Questions how women are affected by economic development in Third World and celebrates redefinitions of what development means. Theoretical perspectives and methods to interrogate gender and development policies introduced. Current processes of globalization and potential for changing gender and economic inequalities assessed. Offered: jointly with ANTH 345/SIS 345.
This course is situated in the middle of the current international economic crisis. For our work we will take into account that studying women in international development during this particular historical moment is culturally, politically, and socially significant and specific. Currently globalization, neoliberal policies, and capitalism itself are being called into question. How does this economic, political, and social milieu challenge the "taken-for-granted" aspects of the concept of development and in turn development policy? Our work will entail becoming familiar with the historic and current development processes from the perspective of large development institutions and what it looks like on the ground. We will also and most specifically focus our work on the interventions launched by feminist challenges to development thought and practice. Though the inequality between and within nations and between men and women is a starting point, the course will move on to suggest why "gender" is a useful framework to understand how power operates in social relations and in the development of knowledge and practice. We will also place particular attention on how "development" discourses, politics, economics, policies, and hegemonies get contested, resisted, and refashioned by people on the ground and in social movements.
Student learning goals
You will be albe to articulate key concepts in feminism and development studies.

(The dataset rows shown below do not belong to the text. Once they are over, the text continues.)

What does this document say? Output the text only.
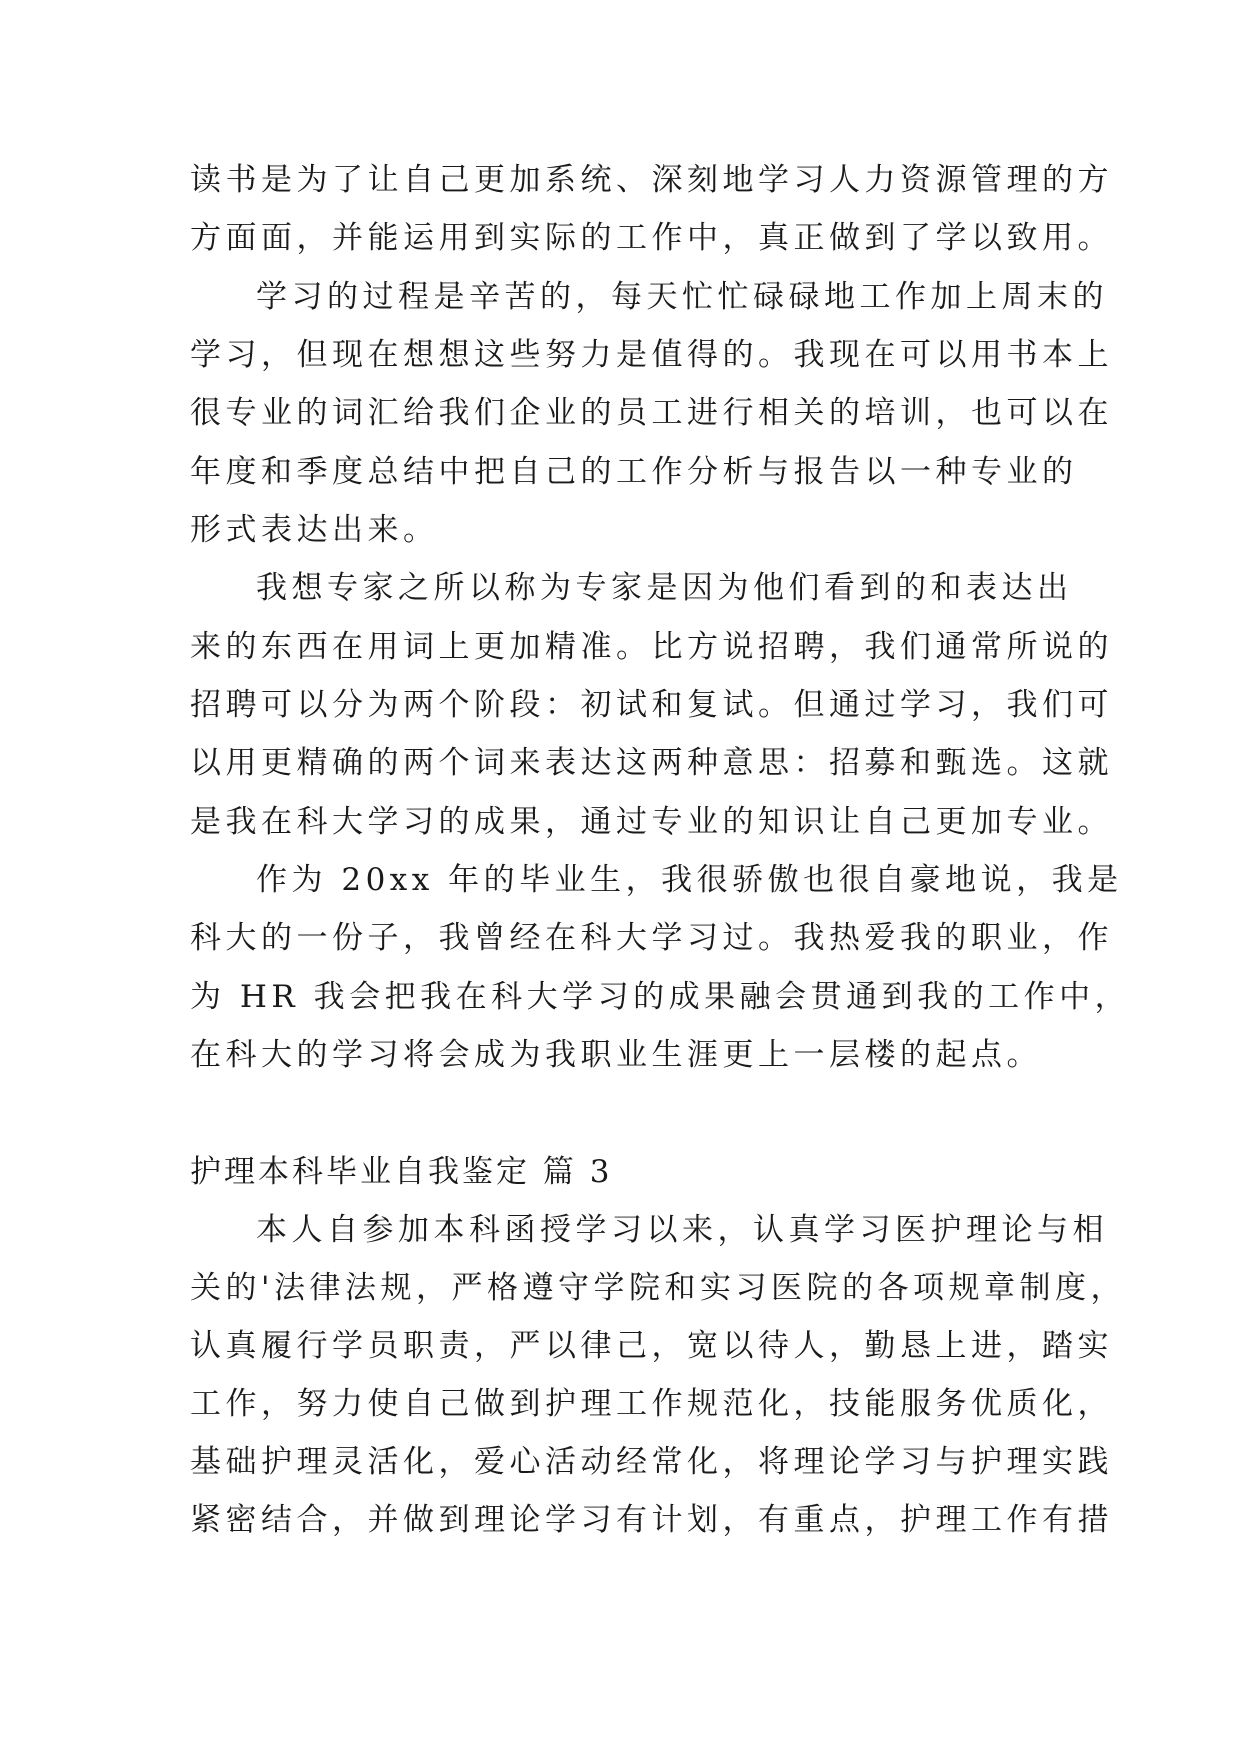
读书是为了让自己更加系统、深刻地学习人力资源管理的方
方面面，并能运用到实际的工作中，真正做到了学以致用。
学习的过程是辛苦的，每天忙忙碌碌地工作加上周末的
学习，但现在想想这些努力是值得的。我现在可以用书本上
很专业的词汇给我们企业的员工进行相关的培训，也可以在
年度和季度总结中把自己的工作分析与报告以一种专业的
形式表达出来。
我想专家之所以称为专家是因为他们看到的和表达出
来的东西在用词上更加精准。比方说招聘，我们通常所说的
招聘可以分为两个阶段：初试和复试。但通过学习，我们可
以用更精确的两个词来表达这两种意思：招募和甄选。这就
是我在科大学习的成果，通过专业的知识让自己更加专业。
作为 20xx 年的毕业生，我很骄傲也很自豪地说，我是
科大的一份子，我曾经在科大学习过。我热爱我的职业，作
为 HR 我会把我在科大学习的成果融会贯通到我的工作中，
在科大的学习将会成为我职业生涯更上一层楼的起点。
护理本科毕业自我鉴定 篇 3
本人自参加本科函授学习以来，认真学习医护理论与相
关的'法律法规，严格遵守学院和实习医院的各项规章制度，
认真履行学员职责，严以律己，宽以待人，勤恳上进，踏实
工作，努力使自己做到护理工作规范化，技能服务优质化，
基础护理灵活化，爱心活动经常化，将理论学习与护理实践
紧密结合，并做到理论学习有计划，有重点，护理工作有措
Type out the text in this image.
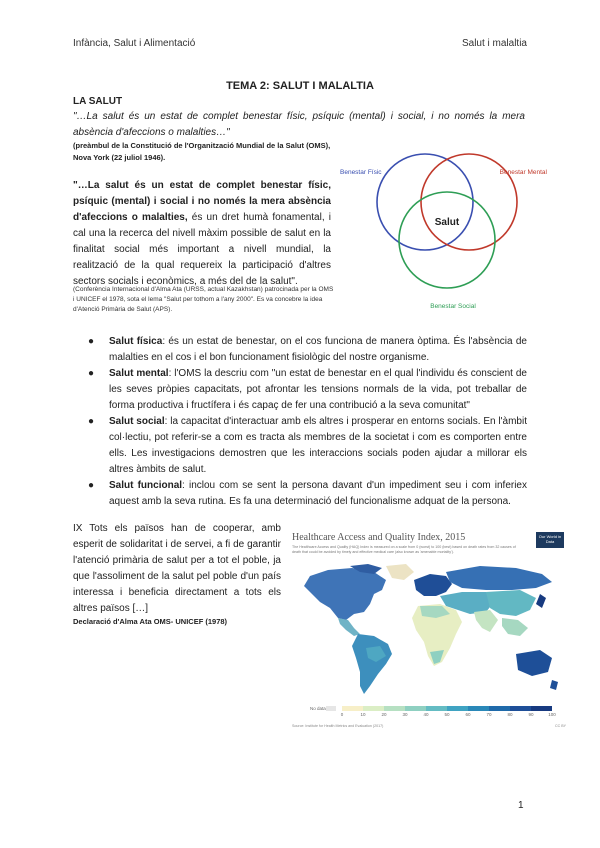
Infància, Salut i Alimentació	Salut i malaltia
TEMA 2: SALUT I MALALTIA
LA SALUT
"…La salut és un estat de complet benestar físic, psíquic (mental) i social, i no només la mera absència d'afeccions o malalties…"
(preàmbul de la Constitució de l'Organització Mundial de la Salut (OMS), Nova York (22 juliol 1946).
"…La salut és un estat de complet benestar físic, psíquic (mental) i social i no només la mera absència d'afeccions o malalties, és un dret humà fonamental, i cal una la recerca del nivell màxim possible de salut en la finalitat social més important a nivell mundial, la realització de la qual requereix la participació d'altres sectors socials i econòmics, a més del de la salut".
(Conferència Internacional d'Alma Ata (URSS, actual Kazakhstan) patrocinada per la OMS i UNICEF el 1978, sota el lema "Salut per tothom a l'any 2000". Es va concebre la idea d'Atenció Primària de Salut (APS).
Salut
Benestar Físic	Benestar Mental
Benestar Social
● Salut física: és un estat de benestar, on el cos funciona de manera òptima. És l'absència de malalties en el cos i el bon funcionament fisiològic del nostre organisme.
● Salut mental: l'OMS la descriu com "un estat de benestar en el qual l'individu és conscient de les seves pròpies capacitats, pot afrontar les tensions normals de la vida, pot treballar de forma productiva i fructífera i és capaç de fer una contribució a la seva comunitat"
● Salut social: la capacitat d'interactuar amb els altres i prosperar en entorns socials. En l'àmbit col·lectiu, pot referir-se a com es tracta als membres de la societat i com es comporten entre ells. Les investigacions demostren que les interaccions socials poden ajudar a millorar els altres àmbits de salut.
● Salut funcional: inclou com se sent la persona davant d'un impediment seu i com inferiex aquest amb la seva rutina. Es fa una determinació del funcionalisme adquat de la persona.
IX Tots els països han de cooperar, amb esperit de solidaritat i de servei, a fi de garantir l'atenció primària de salut per a tot el poble, ja que l'assoliment de la salut pel poble d'un país interessa i beneficia directament a tots els altres països […]
Declaració d'Alma Ata OMS- UNICEF (1978)
Healthcare Access and Quality Index, 2015
The Healthcare Access and Quality (HAQ) Index is measured on a scale from 0 (worst) to 100 (best) based on death rates from 32 causes of death that could be avoided by timely and effective medical care (also known as 'amenable mortality').
Our World in Data
No data
0	10	20	30	40	50	60	70	80	90	100
Source: Institute for Health Metrics and Evaluation (2017)	CC BY
1
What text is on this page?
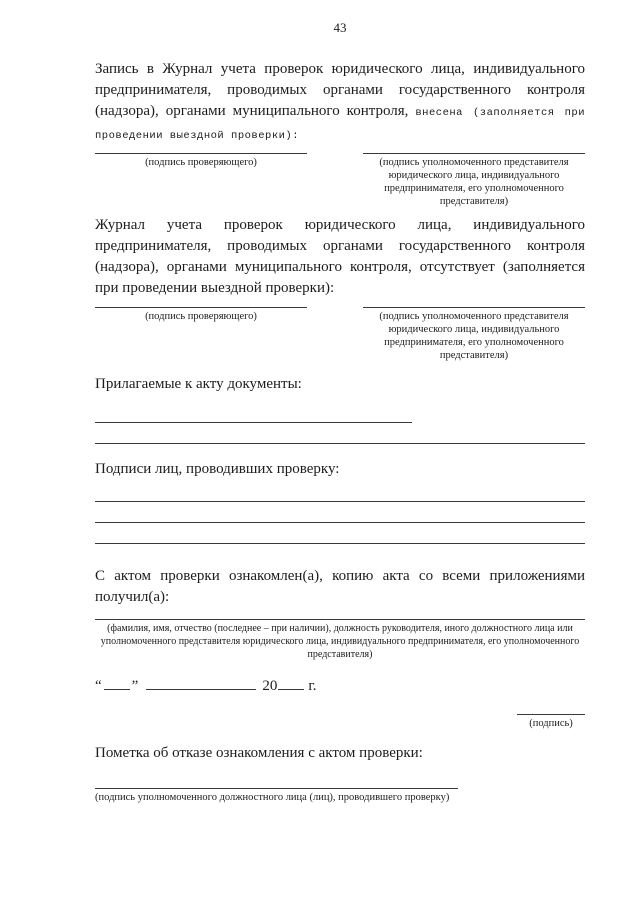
43
Запись в Журнал учета проверок юридического лица, индивидуального предпринимателя, проводимых органами государственного контроля (надзора), органами муниципального контроля, внесена (заполняется при проведении выездной проверки):
(подпись проверяющего)	(подпись уполномоченного представителя юридического лица, индивидуального предпринимателя, его уполномоченного представителя)
Журнал учета проверок юридического лица, индивидуального предпринимателя, проводимых органами государственного контроля (надзора), органами муниципального контроля, отсутствует (заполняется при проведении выездной проверки):
(подпись проверяющего)	(подпись уполномоченного представителя юридического лица, индивидуального предпринимателя, его уполномоченного представителя)
Прилагаемые к акту документы:
Подписи лиц, проводивших проверку:
С актом проверки ознакомлен(а), копию акта со всеми приложениями получил(а):
(фамилия, имя, отчество (последнее – при наличии), должность руководителя, иного должностного лица или уполномоченного представителя юридического лица, индивидуального предпринимателя, его уполномоченного представителя)
“ ”	20 г.
(подпись)
Пометка об отказе ознакомления с актом проверки:
(подпись уполномоченного должностного лица (лиц), проводившего проверку)
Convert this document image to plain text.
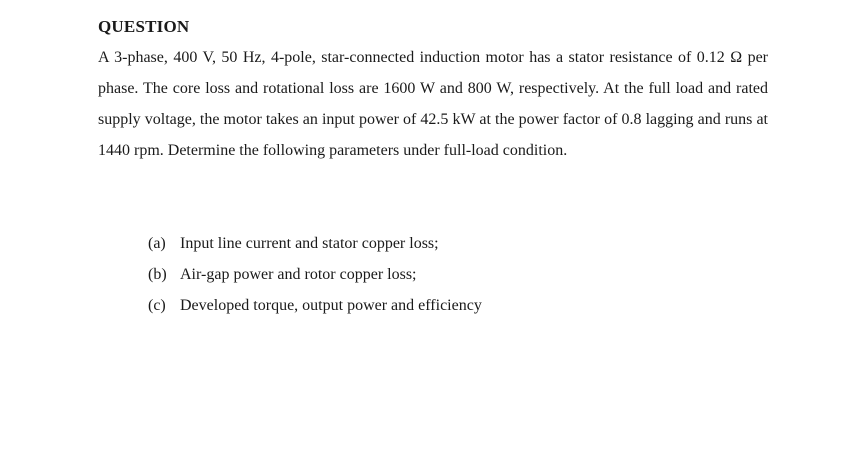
QUESTION

A 3-phase, 400 V, 50 Hz, 4-pole, star-connected induction motor has a stator resistance of 0.12 Ω per phase. The core loss and rotational loss are 1600 W and 800 W, respectively. At the full load and rated supply voltage, the motor takes an input power of 42.5 kW at the power factor of 0.8 lagging and runs at 1440 rpm. Determine the following parameters under full-load condition.

(a) Input line current and stator copper loss;
(b) Air-gap power and rotor copper loss;
(c) Developed torque, output power and efficiency
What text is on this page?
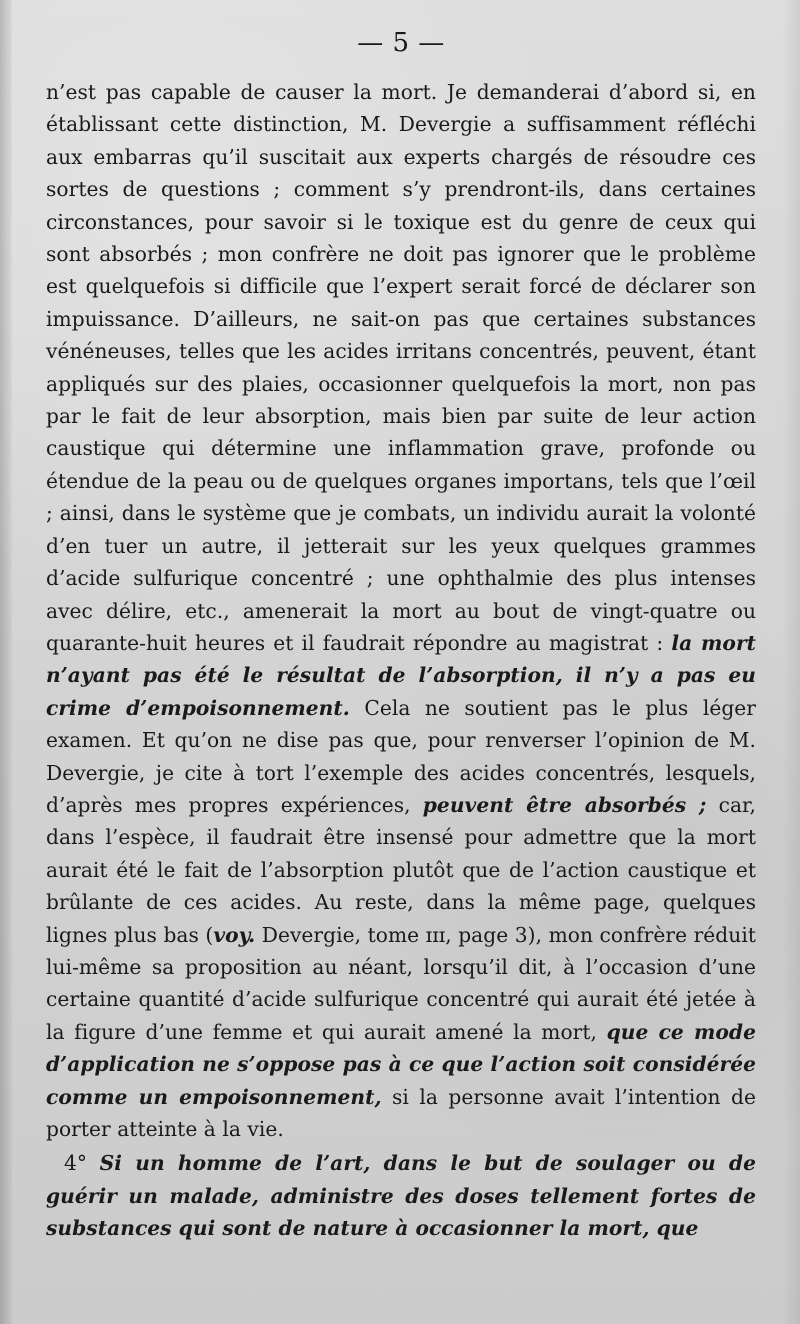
— 5 —

n’est pas capable de causer la mort. Je demanderai d’abord si, en établissant cette distinction, M. Devergie a suffisamment réfléchi aux embarras qu’il suscitait aux experts chargés de résoudre ces sortes de questions ; comment s’y prendront-ils, dans certaines circonstances, pour savoir si le toxique est du genre de ceux qui sont absorbés ; mon confrère ne doit pas ignorer que le problème est quelquefois si difficile que l’expert serait forcé de déclarer son impuissance. D’ailleurs, ne sait-on pas que certaines substances vénéneuses, telles que les acides irritans concentrés, peuvent, étant appliqués sur des plaies, occasionner quelquefois la mort, non pas par le fait de leur absorption, mais bien par suite de leur action caustique qui détermine une inflammation grave, profonde ou étendue de la peau ou de quelques organes importans, tels que l’œil ; ainsi, dans le système que je combats, un individu aurait la volonté d’en tuer un autre, il jetterait sur les yeux quelques grammes d’acide sulfurique concentré ; une ophthalmie des plus intenses avec délire, etc., amenerait la mort au bout de vingt-quatre ou quarante-huit heures et il faudrait répondre au magistrat : la mort n’ayant pas été le résultat de l’absorption, il n’y a pas eu crime d’empoisonnement. Cela ne soutient pas le plus léger examen. Et qu’on ne dise pas que, pour renverser l’opinion de M. Devergie, je cite à tort l’exemple des acides concentrés, lesquels, d’après mes propres expériences, peuvent être absorbés ; car, dans l’espèce, il faudrait être insensé pour admettre que la mort aurait été le fait de l’absorption plutôt que de l’action caustique et brûlante de ces acides. Au reste, dans la même page, quelques lignes plus bas (voy. Devergie, tome ɪɪɪ, page 3), mon confrère réduit lui-même sa proposition au néant, lorsqu’il dit, à l’occasion d’une certaine quantité d’acide sulfurique concentré qui aurait été jetée à la figure d’une femme et qui aurait amené la mort, que ce mode d’application ne s’oppose pas à ce que l’action soit considérée comme un empoisonnement, si la personne avait l’intention de porter atteinte à la vie.

4° Si un homme de l’art, dans le but de soulager ou de guérir un malade, administre des doses tellement fortes de substances qui sont de nature à occasionner la mort, que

You will demonstrate competence in the main theories of development and how feminists have critiqued them.
You will identify and critically engage with the assumptions of different theoretical approaches and be able to analyze case studies from different theoretical viewpoints.
You will understand how the field of feminist development studies has changed and what the contemporary debates and impasses in the field are.
You will be able to research, present, and defend a gender analysis of some of the most critical contemporary issues of development and suggest critical interventions.
General method of instruction
The course will be a mixture of classroom lectures, group discussions, short in-class writing exercises, and analysis of documentary films shown in class.